In contrast to the findings of other studies, the mode of birth was not found to have any influence on breastfeeding behaviour and duration. The small sample size of 140 women is a limiting factor. The main reason for less initiation of breastfeeding and continuation after Caesarean section has been cited in various studies as a disruption of the infant–mother bond [29, 30]. At Kepler University Hospital, Caesarean sections are usually performed with spinal anaesthesia so that skin-to-skin contact can be provided as early as possible. Skin-to-skin contact has been shown to promote oxytocin release, which positively affects milk production and reduces stress [31]. Initial attempts at breastfeeding can sometimes already be made in the operating room. During the first few days after delivery, women are supervised by trained lactation nurses and midwives as needed, to help them find comfortable breastfeeding positions after surgery and to resolve breastfeeding difficulties before discharge from the hospital.

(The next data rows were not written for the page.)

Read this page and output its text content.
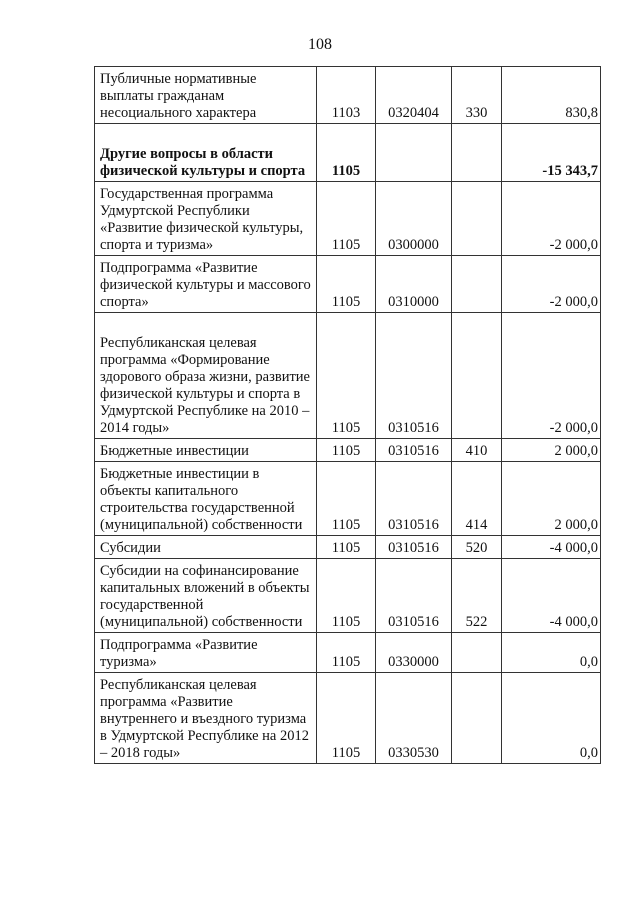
108
Публичные нормативные выплаты гражданам несоциального характера	1103	0320404	330	830,8
Другие вопросы в области физической культуры и спорта	1105			-15 343,7
Государственная программа Удмуртской Республики «Развитие физической культуры, спорта и туризма»	1105	0300000		-2 000,0
Подпрограмма «Развитие физической культуры и массового спорта»	1105	0310000		-2 000,0
Республиканская целевая программа «Формирование здорового образа жизни, развитие физической культуры и спорта в Удмуртской Республике на 2010 – 2014 годы»	1105	0310516		-2 000,0
Бюджетные инвестиции	1105	0310516	410	2 000,0
Бюджетные инвестиции в объекты капитального строительства государственной (муниципальной) собственности	1105	0310516	414	2 000,0
Субсидии	1105	0310516	520	-4 000,0
Субсидии на софинансирование капитальных вложений в объекты государственной (муниципальной) собственности	1105	0310516	522	-4 000,0
Подпрограмма «Развитие туризма»	1105	0330000		0,0
Республиканская целевая программа «Развитие внутреннего и въездного туризма в Удмуртской Республике на 2012 – 2018 годы»	1105	0330530		0,0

Interestingly, this study was conducted during the COVID-19 pandemic. The participants’ infection status was not evaluated, although it could of course also have been an influencing factor. During the same period, multiple research projects on the impact of COVID-19 on pregnancy and outcome were conducted at Kepler University Hospital [32]. Among SARS-CoV-2–positive women, breastfeeding rates of 100% were still observed. Measures such as rooming-in or breastfeeding counselling were given a high priority even among infected women, so that they were supported in meeting their breastfeeding goals.

Conclusions

There is a widespread desire among pregnant women to breastfeed and comply with WHO recommendations, and women are aware of the benefits of breastfeeding. A detailed level of prepartum knowledge, a high educational level and postpartum midwifery care have a positive effect on the initiation and continuation of breastfeeding. To improve breastfeeding behaviour, an additional midwifery consultation during pregnancy with a focus on breastfeeding, in the presence of the expectant father, could be considered. Low-threshold access to information and the communication of clear, easy-to-understand and consistent messages are needed. There should be a greater focus on breastfeeding follow-up, and practical structures for long-term support should be created. In addition, the social acceptance of breastfeeding should be improved. This could eliminate some of the fears, problems and concerns that women expressed, resulting in a longer duration of breastfeeding.